Speech transcription v2.0
The new speech transcription function can now use WhisperX to transcribe speech to text, which can label speakers in the case of multiple speakers and has integrated speaker identification in case of structured clinical interviews.
Speaker separation v2.0
The speaker separation function has been updated to support JSON files with labeled speakers that the user can now obtain by leaning on WhisperX during speech transcription. In this scenario, it simply splits the speakers based on the labels in the JSON file.
Speech characteristics v2.1
The speech characteristics function now supports JSON files acquired through WhisperX. All output variables remain the same.
v1.3
OpenWillis v1.3
Release date: August 17th, 2023
Version 1.3 now supports multi-speaker speech analysis and video-based eye blink detection.

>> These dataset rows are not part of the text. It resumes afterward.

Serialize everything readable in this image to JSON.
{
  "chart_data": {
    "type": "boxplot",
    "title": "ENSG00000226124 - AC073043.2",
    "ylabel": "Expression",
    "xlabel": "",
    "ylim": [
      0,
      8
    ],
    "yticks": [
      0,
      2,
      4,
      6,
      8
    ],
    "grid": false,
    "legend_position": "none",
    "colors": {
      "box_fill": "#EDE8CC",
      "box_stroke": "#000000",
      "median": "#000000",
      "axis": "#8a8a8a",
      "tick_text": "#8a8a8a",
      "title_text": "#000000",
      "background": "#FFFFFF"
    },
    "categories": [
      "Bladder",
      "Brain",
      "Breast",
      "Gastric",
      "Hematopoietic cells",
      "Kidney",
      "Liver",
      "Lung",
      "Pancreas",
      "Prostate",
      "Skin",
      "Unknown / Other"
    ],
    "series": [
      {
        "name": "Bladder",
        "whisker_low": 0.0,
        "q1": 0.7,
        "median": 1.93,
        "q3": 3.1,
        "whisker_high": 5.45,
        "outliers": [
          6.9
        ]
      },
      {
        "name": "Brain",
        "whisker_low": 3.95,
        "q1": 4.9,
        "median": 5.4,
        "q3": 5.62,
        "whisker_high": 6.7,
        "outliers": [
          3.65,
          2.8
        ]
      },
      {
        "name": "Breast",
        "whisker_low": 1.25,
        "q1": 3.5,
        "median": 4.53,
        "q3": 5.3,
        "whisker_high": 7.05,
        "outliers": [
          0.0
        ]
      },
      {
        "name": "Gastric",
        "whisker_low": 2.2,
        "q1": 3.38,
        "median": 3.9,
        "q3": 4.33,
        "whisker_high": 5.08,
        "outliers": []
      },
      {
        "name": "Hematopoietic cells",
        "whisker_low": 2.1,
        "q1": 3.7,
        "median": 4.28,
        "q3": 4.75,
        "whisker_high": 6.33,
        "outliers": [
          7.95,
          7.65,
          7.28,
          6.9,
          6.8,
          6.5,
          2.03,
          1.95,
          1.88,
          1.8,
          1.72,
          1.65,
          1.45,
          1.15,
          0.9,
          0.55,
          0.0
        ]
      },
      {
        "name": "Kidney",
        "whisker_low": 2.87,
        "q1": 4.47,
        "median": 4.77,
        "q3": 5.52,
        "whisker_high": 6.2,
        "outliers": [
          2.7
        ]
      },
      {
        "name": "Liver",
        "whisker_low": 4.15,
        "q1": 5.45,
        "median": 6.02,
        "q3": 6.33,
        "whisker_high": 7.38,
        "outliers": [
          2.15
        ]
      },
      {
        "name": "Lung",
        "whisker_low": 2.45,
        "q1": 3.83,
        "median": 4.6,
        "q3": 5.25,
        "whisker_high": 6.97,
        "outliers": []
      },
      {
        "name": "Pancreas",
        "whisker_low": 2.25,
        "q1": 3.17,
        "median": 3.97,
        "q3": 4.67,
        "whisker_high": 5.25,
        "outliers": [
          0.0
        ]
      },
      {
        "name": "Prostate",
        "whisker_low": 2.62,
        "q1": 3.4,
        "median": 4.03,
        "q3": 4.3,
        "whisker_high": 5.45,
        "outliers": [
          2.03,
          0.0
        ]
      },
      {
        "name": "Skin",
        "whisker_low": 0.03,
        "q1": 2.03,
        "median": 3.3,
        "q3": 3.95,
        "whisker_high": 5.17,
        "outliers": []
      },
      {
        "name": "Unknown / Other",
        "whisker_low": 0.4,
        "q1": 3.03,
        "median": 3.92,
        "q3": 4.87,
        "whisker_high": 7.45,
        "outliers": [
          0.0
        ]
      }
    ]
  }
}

If you have feedback or questions, please reach out
Contributors
General updates
- Updated versions for dependencies for improved optimization:
- Tensorflow: 2.9.0 to 2.11.1
- Protobuf: 3.20.0 to 3.20.2
Version 2.0 of the speech characteristics function processes multi-speaker JSONs, allowing user-selected speaker analysis. Outputs are now segmented by word, phrase, turn, and overall file. Refer to speech transcription cloud v1.0 on how to acquire labeled transcripts.
The new eye blink rate function allows for precise quantification of both basic blink rates and blink characteristics from videos of an individual.
For improved scalability, we’ve isolated speaker separation based on pre-labeled multi-speaker JSONs into its own function. The existing speaker separation v1.1 function will be meant to work on JSONs without speaker labels.
v1.2
OpenWillis v1.2
Release date: June 14th, 2023
The v1.2 release improves OpenWillis’ speech analysis capabilities and improves processing workflows.
If you have feedback or questions, please do reach out.
Contributors
General updates
- For better accessibility, all method description documentation has been moved from Google Docs to the repo’s wiki––a much more appropriate place for it.
- The example uses from the notebook included in the code have been moved to the same methods description documents in the wiki, consolidating this information in one place.
Repository updates
We have restructured the folder organization: Functions are now categorized based on the modality of data they process. This will feel more intuitive to independent contributors.
Function updates
We've separated speech transcription into two functions:
- Speech transcription v1.1: This uses locally executable models for speech transcription, maintaining the functionality of the previous version of the same method.
- Speech transcription cloud v1.0: This new function uses cloud-based models for speech transcription, specifically incorporating Amazon Transcribe. Users must input their own AWS credentials for this. A notable feature of this version is its ability to label speakers in a dual-speaker audio file. In the case of clinical interview recordings, speakers can also be identified as 'clinician' or 'participant', with these labels included in the outputted JSON.
The speaker separation function has been updated to accommodate both transcription workflows:
- The locally executable models that separate speakers remain the same, the difference being that they use the JSON output from the speech transcription v1.1 function for improved efficiency.
- For when the user employs the speech transcription cloud v1.0 function to get a JSON with speaker labels included, the speaker separation function can simply use those labels to separate the audio into individual files for each speaker. This is a much faster option.
In response to these function modifications, we are also releasing speech characteristics v1.1, which enables users to choose which speaker they wish to calculate speech characteristics from thanks to the labeling included in the output JSON file from the cloud-based speech transcription function.